At closing, all outstanding unexercised warrants to acquire Netcoins common shares pursuant to outstanding Netcoins warrants will be cancelled. In consideration for such disposition, the holders of Netcoins warrants will receive the right to acquire one common share in the capital of GAR. The exercise price under each replacement warrant will be equal to the exercise price at the time of closing under the particular Netcoins warrant that was cancelled in consideration for such replacement warrant.
The payment shares will be subject to escrow conditions and/or resale restrictions as required by applicable securities laws and the policies of the CSE.
In connection with the transaction, the company will also issue five million common shares to an arm's-length third party at a deemed price of 35 cents per common share as a finder's fee.
Closing of the transaction remains subject to certain closing conditions, including obtaining all necessary approvals, including approval of the CSE and, if applicable, shareholders of the company. There can be no assurance that the transaction will be completed as proposed or at all. It is expected that trading in the company's securities will remain halted pending completion of the transaction.
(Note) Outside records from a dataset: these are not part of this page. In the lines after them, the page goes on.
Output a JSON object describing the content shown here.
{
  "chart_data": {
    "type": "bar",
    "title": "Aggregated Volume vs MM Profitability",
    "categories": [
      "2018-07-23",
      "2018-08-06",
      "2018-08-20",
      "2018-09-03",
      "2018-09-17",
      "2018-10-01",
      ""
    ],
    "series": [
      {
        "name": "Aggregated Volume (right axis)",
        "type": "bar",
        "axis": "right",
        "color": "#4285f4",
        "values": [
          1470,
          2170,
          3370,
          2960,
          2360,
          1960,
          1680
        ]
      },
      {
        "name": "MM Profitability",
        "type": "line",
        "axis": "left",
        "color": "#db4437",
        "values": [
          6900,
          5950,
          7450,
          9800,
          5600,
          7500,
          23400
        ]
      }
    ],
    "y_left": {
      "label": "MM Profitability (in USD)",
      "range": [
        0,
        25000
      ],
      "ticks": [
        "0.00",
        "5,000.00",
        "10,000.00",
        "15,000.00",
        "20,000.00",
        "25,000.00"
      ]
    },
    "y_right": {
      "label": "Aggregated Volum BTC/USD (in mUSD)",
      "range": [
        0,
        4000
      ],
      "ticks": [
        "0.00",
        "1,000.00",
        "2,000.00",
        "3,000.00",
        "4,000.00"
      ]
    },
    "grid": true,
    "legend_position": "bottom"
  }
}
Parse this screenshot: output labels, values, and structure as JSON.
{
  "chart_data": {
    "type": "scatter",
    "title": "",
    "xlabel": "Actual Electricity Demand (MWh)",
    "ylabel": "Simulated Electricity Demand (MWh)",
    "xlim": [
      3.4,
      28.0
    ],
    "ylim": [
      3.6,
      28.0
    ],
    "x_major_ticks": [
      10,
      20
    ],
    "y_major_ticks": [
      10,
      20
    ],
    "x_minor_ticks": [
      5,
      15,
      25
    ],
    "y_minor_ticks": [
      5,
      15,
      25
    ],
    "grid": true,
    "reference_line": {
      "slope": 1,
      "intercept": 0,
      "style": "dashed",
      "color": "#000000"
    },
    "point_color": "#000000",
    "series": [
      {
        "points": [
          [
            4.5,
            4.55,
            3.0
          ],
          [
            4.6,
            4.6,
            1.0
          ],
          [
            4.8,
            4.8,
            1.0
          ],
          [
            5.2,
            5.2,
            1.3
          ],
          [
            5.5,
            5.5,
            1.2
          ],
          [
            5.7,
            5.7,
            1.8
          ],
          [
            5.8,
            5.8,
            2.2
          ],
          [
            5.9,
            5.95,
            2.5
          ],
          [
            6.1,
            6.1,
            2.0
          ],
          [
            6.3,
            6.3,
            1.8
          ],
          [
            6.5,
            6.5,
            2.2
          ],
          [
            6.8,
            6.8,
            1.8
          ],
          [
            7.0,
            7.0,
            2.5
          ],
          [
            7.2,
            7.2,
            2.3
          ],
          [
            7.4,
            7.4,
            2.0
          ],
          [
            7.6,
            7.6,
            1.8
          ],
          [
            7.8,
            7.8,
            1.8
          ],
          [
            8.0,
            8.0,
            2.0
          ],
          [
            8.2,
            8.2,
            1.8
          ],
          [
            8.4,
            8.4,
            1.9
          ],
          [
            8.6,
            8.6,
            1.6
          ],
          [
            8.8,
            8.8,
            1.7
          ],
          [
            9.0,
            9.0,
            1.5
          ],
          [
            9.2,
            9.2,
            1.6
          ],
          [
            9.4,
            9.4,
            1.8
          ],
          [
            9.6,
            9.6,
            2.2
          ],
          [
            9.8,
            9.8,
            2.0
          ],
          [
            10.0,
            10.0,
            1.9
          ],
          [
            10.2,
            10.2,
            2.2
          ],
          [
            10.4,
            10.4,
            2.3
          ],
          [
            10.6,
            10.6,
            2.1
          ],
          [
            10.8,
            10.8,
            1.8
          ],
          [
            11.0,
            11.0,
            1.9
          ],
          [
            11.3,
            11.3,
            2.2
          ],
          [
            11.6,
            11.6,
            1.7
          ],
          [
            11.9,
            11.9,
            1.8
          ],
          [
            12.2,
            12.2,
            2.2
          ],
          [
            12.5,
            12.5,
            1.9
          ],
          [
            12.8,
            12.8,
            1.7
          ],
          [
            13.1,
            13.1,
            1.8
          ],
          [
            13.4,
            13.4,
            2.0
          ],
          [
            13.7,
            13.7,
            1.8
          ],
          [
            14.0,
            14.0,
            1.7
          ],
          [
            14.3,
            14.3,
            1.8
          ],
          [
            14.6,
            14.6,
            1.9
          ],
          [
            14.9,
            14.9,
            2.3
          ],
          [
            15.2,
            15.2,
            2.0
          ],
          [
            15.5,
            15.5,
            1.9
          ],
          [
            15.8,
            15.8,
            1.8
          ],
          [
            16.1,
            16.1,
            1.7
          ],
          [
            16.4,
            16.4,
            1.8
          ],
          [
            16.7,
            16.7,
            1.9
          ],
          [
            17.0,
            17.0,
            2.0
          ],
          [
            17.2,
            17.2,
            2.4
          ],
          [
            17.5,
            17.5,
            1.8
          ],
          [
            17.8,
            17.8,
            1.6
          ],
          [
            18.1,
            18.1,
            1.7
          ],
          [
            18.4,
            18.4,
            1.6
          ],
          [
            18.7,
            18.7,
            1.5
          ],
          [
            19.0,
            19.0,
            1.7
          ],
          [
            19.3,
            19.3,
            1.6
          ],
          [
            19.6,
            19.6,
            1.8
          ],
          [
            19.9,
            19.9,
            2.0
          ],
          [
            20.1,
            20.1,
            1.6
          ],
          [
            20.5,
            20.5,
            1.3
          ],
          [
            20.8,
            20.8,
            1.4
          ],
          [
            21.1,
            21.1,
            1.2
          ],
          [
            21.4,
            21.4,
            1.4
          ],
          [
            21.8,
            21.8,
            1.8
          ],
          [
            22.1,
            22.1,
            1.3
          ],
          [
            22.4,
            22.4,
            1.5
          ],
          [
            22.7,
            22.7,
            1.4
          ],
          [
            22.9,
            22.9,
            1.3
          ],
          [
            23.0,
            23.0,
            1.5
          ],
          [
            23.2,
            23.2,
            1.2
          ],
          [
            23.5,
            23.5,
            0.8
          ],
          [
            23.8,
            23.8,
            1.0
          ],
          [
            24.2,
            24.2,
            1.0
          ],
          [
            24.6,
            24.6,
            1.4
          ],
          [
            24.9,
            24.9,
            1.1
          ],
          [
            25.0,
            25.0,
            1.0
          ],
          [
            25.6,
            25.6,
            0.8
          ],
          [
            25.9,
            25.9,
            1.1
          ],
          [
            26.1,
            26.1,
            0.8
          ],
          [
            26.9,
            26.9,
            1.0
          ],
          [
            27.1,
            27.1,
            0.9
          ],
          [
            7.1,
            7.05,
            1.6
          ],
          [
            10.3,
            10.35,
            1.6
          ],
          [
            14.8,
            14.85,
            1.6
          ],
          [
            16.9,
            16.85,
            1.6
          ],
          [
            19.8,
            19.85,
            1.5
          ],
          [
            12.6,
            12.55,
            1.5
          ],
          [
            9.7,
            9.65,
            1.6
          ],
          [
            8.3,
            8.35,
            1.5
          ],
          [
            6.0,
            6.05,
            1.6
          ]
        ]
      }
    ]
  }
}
The company is also pleased to announce that it intends to complete a non-brokered private placement offering of up to 23 million common shares at a price of 35 cents per share for gross proceeds of up to $8.05-million.
Closing of the offering is subject to a number of conditions, including receipt of all necessary corporate and regulatory approvals, including the CSE.
All securities issued in connection with the offering will be subject to a statutory hold period of four months plus a day from the date of issuance in accordance with applicable securities legislation. In addition, the shares will be subject to a 12-month hold period and will be released for resale in accordance with the following schedule: 50 per cent released six months from closing of the offering and the remaining 50 per cent released 12 months from closing of the offering.
The offering is not subject to a minimum aggregate amount of subscriptions. A finder's fee may be paid to eligible arm's-length finders in accordance with CSE policies.
The net proceeds from the offering will be used to finance the transaction and to provide working capital to the resulting issuer.
About Netcoins Inc.
Netcoins was incorporated on July 8, 2014, in British Columbia. Netcoins has, since incorporation, been in the business of developing software to better facilitate the purchase and sale of bitcoin for end-users.